Все, кто следил за ходом международных турниров, все, кто умел расставлять стаунтоновские фигурки на черных и белых квадратах доски, все, кто хоть краем уха слыхал об именах Ласкера и Рети, Торре и Рубинштейна, Шпильмана и Боголюбова, наконец, все, кто просто читал ежедневно газеты — не понимали, не могли и не хотели ничего понять. Король шахматных королей Наполеон международных турниров проиграл где-то в какой-то Москве какому-то нелепому автомату. Разве это не дико, не странно?

А в Москве, среди взволнованно расходившейся публики, суетился не менее взволнованный оператор Культкино. Он уже увековечил козлиную бородку профессора Ястребова, накрутил крупных и общих планов из пестрой смеси гимнастерок, шелка и пиджаков, и тщетно искал кого-то, чье отсутствие на пленке лишило бы хронику всей ее бойкой сенсации.

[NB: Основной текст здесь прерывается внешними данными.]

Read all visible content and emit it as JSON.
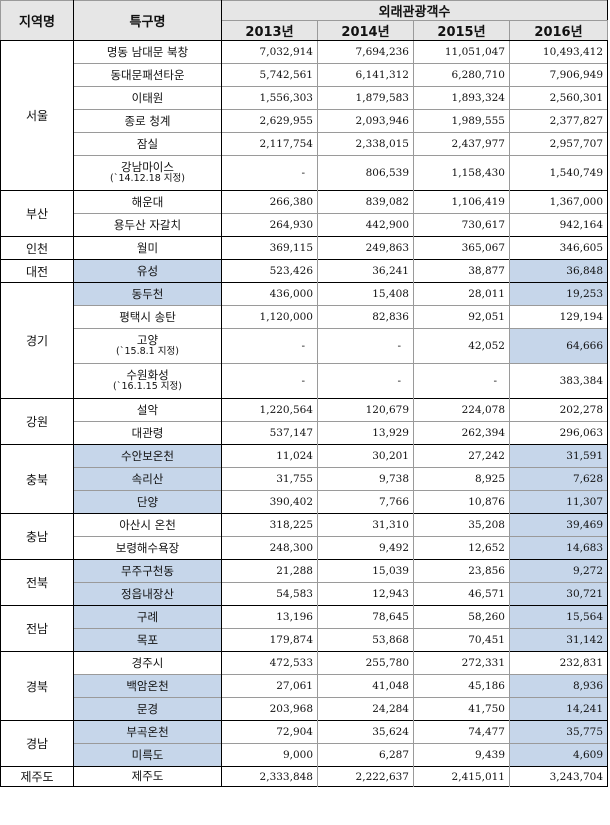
{
  "headers": {
    "region": "지역명",
    "zone": "특구명",
    "visitors": "외래관광객수",
    "years": [
      "2013년",
      "2014년",
      "2015년",
      "2016년"
    ]
  },
  "groups": [
    {
      "region": "서울",
      "rows": [
        {
          "name": "명동 남대문 북창",
          "values": [
            "7,032,914",
            "7,694,236",
            "11,051,047",
            "10,493,412"
          ],
          "hl": [
            false,
            false,
            false,
            false,
            false
          ]
        },
        {
          "name": "동대문패션타운",
          "values": [
            "5,742,561",
            "6,141,312",
            "6,280,710",
            "7,906,949"
          ],
          "hl": [
            false,
            false,
            false,
            false,
            false
          ]
        },
        {
          "name": "이태원",
          "values": [
            "1,556,303",
            "1,879,583",
            "1,893,324",
            "2,560,301"
          ],
          "hl": [
            false,
            false,
            false,
            false,
            false
          ]
        },
        {
          "name": "종로 청계",
          "values": [
            "2,629,955",
            "2,093,946",
            "1,989,555",
            "2,377,827"
          ],
          "hl": [
            false,
            false,
            false,
            false,
            false
          ]
        },
        {
          "name": "잠실",
          "values": [
            "2,117,754",
            "2,338,015",
            "2,437,977",
            "2,957,707"
          ],
          "hl": [
            false,
            false,
            false,
            false,
            false
          ]
        },
        {
          "name": "강남마이스",
          "sub": "(`14.12.18 지정)",
          "values": [
            "-",
            "806,539",
            "1,158,430",
            "1,540,749"
          ],
          "hl": [
            false,
            false,
            false,
            false,
            false
          ]
        }
      ]
    },
    {
      "region": "부산",
      "rows": [
        {
          "name": "해운대",
          "values": [
            "266,380",
            "839,082",
            "1,106,419",
            "1,367,000"
          ],
          "hl": [
            false,
            false,
            false,
            false,
            false
          ]
        },
        {
          "name": "용두산 자갈치",
          "values": [
            "264,930",
            "442,900",
            "730,617",
            "942,164"
          ],
          "hl": [
            false,
            false,
            false,
            false,
            false
          ]
        }
      ]
    },
    {
      "region": "인천",
      "rows": [
        {
          "name": "월미",
          "values": [
            "369,115",
            "249,863",
            "365,067",
            "346,605"
          ],
          "hl": [
            false,
            false,
            false,
            false,
            false
          ]
        }
      ]
    },
    {
      "region": "대전",
      "rows": [
        {
          "name": "유성",
          "values": [
            "523,426",
            "36,241",
            "38,877",
            "36,848"
          ],
          "hl": [
            true,
            false,
            false,
            false,
            true
          ]
        }
      ]
    },
    {
      "region": "경기",
      "rows": [
        {
          "name": "동두천",
          "values": [
            "436,000",
            "15,408",
            "28,011",
            "19,253"
          ],
          "hl": [
            true,
            false,
            false,
            false,
            true
          ]
        },
        {
          "name": "평택시 송탄",
          "values": [
            "1,120,000",
            "82,836",
            "92,051",
            "129,194"
          ],
          "hl": [
            false,
            false,
            false,
            false,
            false
          ]
        },
        {
          "name": "고양",
          "sub": "(`15.8.1 지정)",
          "values": [
            "-",
            "-",
            "42,052",
            "64,666"
          ],
          "hl": [
            false,
            false,
            false,
            false,
            true
          ]
        },
        {
          "name": "수원화성",
          "sub": "(`16.1.15 지정)",
          "values": [
            "-",
            "-",
            "-",
            "383,384"
          ],
          "hl": [
            false,
            false,
            false,
            false,
            false
          ]
        }
      ]
    },
    {
      "region": "강원",
      "rows": [
        {
          "name": "설악",
          "values": [
            "1,220,564",
            "120,679",
            "224,078",
            "202,278"
          ],
          "hl": [
            false,
            false,
            false,
            false,
            false
          ]
        },
        {
          "name": "대관령",
          "values": [
            "537,147",
            "13,929",
            "262,394",
            "296,063"
          ],
          "hl": [
            false,
            false,
            false,
            false,
            false
          ]
        }
      ]
    },
    {
      "region": "충북",
      "rows": [
        {
          "name": "수안보온천",
          "values": [
            "11,024",
            "30,201",
            "27,242",
            "31,591"
          ],
          "hl": [
            true,
            false,
            false,
            false,
            true
          ]
        },
        {
          "name": "속리산",
          "values": [
            "31,755",
            "9,738",
            "8,925",
            "7,628"
          ],
          "hl": [
            true,
            false,
            false,
            false,
            true
          ]
        },
        {
          "name": "단양",
          "values": [
            "390,402",
            "7,766",
            "10,876",
            "11,307"
          ],
          "hl": [
            true,
            false,
            false,
            false,
            true
          ]
        }
      ]
    },
    {
      "region": "충남",
      "rows": [
        {
          "name": "아산시 온천",
          "values": [
            "318,225",
            "31,310",
            "35,208",
            "39,469"
          ],
          "hl": [
            false,
            false,
            false,
            false,
            true
          ]
        },
        {
          "name": "보령해수욕장",
          "values": [
            "248,300",
            "9,492",
            "12,652",
            "14,683"
          ],
          "hl": [
            false,
            false,
            false,
            false,
            true
          ]
        }
      ]
    },
    {
      "region": "전북",
      "rows": [
        {
          "name": "무주구천동",
          "values": [
            "21,288",
            "15,039",
            "23,856",
            "9,272"
          ],
          "hl": [
            true,
            false,
            false,
            false,
            true
          ]
        },
        {
          "name": "정읍내장산",
          "values": [
            "54,583",
            "12,943",
            "46,571",
            "30,721"
          ],
          "hl": [
            true,
            false,
            false,
            false,
            true
          ]
        }
      ]
    },
    {
      "region": "전남",
      "rows": [
        {
          "name": "구례",
          "values": [
            "13,196",
            "78,645",
            "58,260",
            "15,564"
          ],
          "hl": [
            true,
            false,
            false,
            false,
            true
          ]
        },
        {
          "name": "목포",
          "values": [
            "179,874",
            "53,868",
            "70,451",
            "31,142"
          ],
          "hl": [
            true,
            false,
            false,
            false,
            true
          ]
        }
      ]
    },
    {
      "region": "경북",
      "rows": [
        {
          "name": "경주시",
          "values": [
            "472,533",
            "255,780",
            "272,331",
            "232,831"
          ],
          "hl": [
            false,
            false,
            false,
            false,
            false
          ]
        },
        {
          "name": "백암온천",
          "values": [
            "27,061",
            "41,048",
            "45,186",
            "8,936"
          ],
          "hl": [
            true,
            false,
            false,
            false,
            true
          ]
        },
        {
          "name": "문경",
          "values": [
            "203,968",
            "24,284",
            "41,750",
            "14,241"
          ],
          "hl": [
            true,
            false,
            false,
            false,
            true
          ]
        }
      ]
    },
    {
      "region": "경남",
      "rows": [
        {
          "name": "부곡온천",
          "values": [
            "72,904",
            "35,624",
            "74,477",
            "35,775"
          ],
          "hl": [
            true,
            false,
            false,
            false,
            true
          ]
        },
        {
          "name": "미륵도",
          "values": [
            "9,000",
            "6,287",
            "9,439",
            "4,609"
          ],
          "hl": [
            true,
            false,
            false,
            false,
            true
          ]
        }
      ]
    },
    {
      "region": "제주도",
      "rows": [
        {
          "name": "제주도",
          "values": [
            "2,333,848",
            "2,222,637",
            "2,415,011",
            "3,243,704"
          ],
          "hl": [
            false,
            false,
            false,
            false,
            false
          ]
        }
      ]
    }
  ],
  "colors": {
    "highlight": "#c6d6ea",
    "header_bg": "#e6e6e6",
    "border": "#000000",
    "inner_border": "#9a9a9a"
  }
}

И наконец нашел. Помчались поспешные кадры. Целлулоидовый мир ожил, обогатившись элегантным героем с профилем джентльмэна из Голливуда и с видом Чайльд-Гарольда, капризно перенесенного в наш, совсем не байронический век. Тонкие пальцы его нервно мяли душистый платок, а застывшая улыбка на темных губах вздрагивала, моментами превращаясь в гримасу.

В Берлине, в Лондоне, в Вене, в Париже, в Праге и Брюсселе, по Rue de la Paix, по Уол-Стрит, по Бродвею, по Фридрихштрассе, Стренду и Пратеру, на Ройсах, на Фордах, Мерседесах, Фиатах, Рено и Паккардах подъезжали к вокзалам маэстро. 26 первоклассных чемпионов и рыцарей — спешно глотали свой кофе в буфете, и международные пульмановские рессоры, укачивая их на мягких диванах в общих залах и спальных купэ, с быстротой кометы помчали их к одному пункту земного шара. И этим пунктом был Себеж, — пограничная точка страны, где таилась гибель, уготованная им автоматом.

На Тихоокеанском гиганте, тысячетонном чудовище Нью-Иоркско-Гамбургской линии, под лениво раскинувшимся парусиновым тентом, спокойный, как скала, Маршалл перелистывал свежевыпущенный номер пароходной газеты. По вытянутым в струнку, тонким, как нитка, губам плыла легкая, недоверчивая улыбка. Старый янки не верил в автомат. С Капабланкой что-нибудь случилось. Изящный маэстро очевидно был не в ударе.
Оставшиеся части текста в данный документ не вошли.